Thomas Lloyd

Photo of grave of Thomas LloydThomas Lloyd, d.1935

Thomas Lloyd, vicar of Rhyl, became Archdeacon of St Asaph in 1910. He was previously the diocese’s rural Dean and had been vicar of Abergele. He was the preacher at the annual National Welsh Festival in St Paul’s Cathedral, London, on 28 February 1903 (the eve of St David’s Day).

Thomas was born in 1857. He married Ellen Jones, from Lampeter, in 1886.

His gravestone records that he was also “Bishop of Maenan”. Maenan is in the Conwy Valley, at the western edge of the diocese. King Edward I moved the monks of Aberconwy Abbey there so that he could use their original site for the castle and walled town of Conwy. He granted them land and Eglwysbach church, which returned to the diocese’s possession after the dissolution of the monasteries in the 16th century.

One of his sons, Thomas Glyn Lloyd, graduated from Cambridge and was rejected several times by the army on medical grounds after the First World War began. He was eventually accepted, and soon promoted to Captain, serving in the Welsh Regiment. He was killed in action in May 1918, aged 27.

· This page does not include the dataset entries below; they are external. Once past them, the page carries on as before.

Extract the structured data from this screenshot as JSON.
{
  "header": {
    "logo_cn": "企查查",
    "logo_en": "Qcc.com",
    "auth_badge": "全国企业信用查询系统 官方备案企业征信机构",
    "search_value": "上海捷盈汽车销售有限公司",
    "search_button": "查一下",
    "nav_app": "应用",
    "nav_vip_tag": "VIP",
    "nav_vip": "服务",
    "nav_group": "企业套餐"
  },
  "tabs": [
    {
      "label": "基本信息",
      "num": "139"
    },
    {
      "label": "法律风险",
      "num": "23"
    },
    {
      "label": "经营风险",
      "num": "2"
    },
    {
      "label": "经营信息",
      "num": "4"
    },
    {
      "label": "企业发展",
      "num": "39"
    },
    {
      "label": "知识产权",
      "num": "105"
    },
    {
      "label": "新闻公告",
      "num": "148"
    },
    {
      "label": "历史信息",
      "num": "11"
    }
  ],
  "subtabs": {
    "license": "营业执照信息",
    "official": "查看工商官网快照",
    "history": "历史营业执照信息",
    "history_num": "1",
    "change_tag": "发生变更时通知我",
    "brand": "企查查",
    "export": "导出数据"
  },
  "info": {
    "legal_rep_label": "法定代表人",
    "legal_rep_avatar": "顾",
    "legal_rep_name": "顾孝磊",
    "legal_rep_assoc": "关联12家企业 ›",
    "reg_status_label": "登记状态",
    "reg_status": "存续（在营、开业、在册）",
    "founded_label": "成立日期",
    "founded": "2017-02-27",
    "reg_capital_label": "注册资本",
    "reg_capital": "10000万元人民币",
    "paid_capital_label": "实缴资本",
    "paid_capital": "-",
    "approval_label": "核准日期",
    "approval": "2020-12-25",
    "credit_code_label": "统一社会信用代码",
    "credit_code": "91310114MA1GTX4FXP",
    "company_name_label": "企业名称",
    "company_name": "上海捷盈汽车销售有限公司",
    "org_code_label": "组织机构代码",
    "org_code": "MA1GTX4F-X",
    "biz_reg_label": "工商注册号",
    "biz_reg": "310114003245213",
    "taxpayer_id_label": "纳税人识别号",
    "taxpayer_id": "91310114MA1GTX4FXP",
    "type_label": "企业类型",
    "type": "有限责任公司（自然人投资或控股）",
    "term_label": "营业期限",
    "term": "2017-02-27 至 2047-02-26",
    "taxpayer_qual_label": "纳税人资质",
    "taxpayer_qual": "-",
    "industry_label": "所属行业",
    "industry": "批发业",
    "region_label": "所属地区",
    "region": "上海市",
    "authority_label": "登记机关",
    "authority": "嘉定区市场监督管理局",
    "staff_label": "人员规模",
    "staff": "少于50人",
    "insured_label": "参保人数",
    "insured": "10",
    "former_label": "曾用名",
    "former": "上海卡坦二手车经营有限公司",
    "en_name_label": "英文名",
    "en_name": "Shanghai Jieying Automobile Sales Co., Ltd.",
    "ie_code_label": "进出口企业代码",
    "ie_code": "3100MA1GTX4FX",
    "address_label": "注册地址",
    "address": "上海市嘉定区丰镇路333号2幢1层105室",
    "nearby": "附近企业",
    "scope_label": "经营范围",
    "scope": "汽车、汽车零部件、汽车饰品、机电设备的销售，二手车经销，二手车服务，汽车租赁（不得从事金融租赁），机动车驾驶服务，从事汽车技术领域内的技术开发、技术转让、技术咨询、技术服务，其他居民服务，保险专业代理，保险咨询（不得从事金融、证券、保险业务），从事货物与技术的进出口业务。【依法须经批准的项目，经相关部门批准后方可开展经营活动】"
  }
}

The couple lost their daughter Helen in 1922. Seven years later, their son Herbert Marsden, died at sea while returning home from Africa as an invalid. He was educated at Colet House School, Rhyl, and at St John’s College, Cambridge. He was a chorister and, in 1911, Wales’ amateur golf champion. He was appointed a political officer in Nigeria in 1914 and fought with the West Africa Regiment during the war. He was the magistrate of Port Harcourt, Nigeria, before illness forced him to embark on the journey home.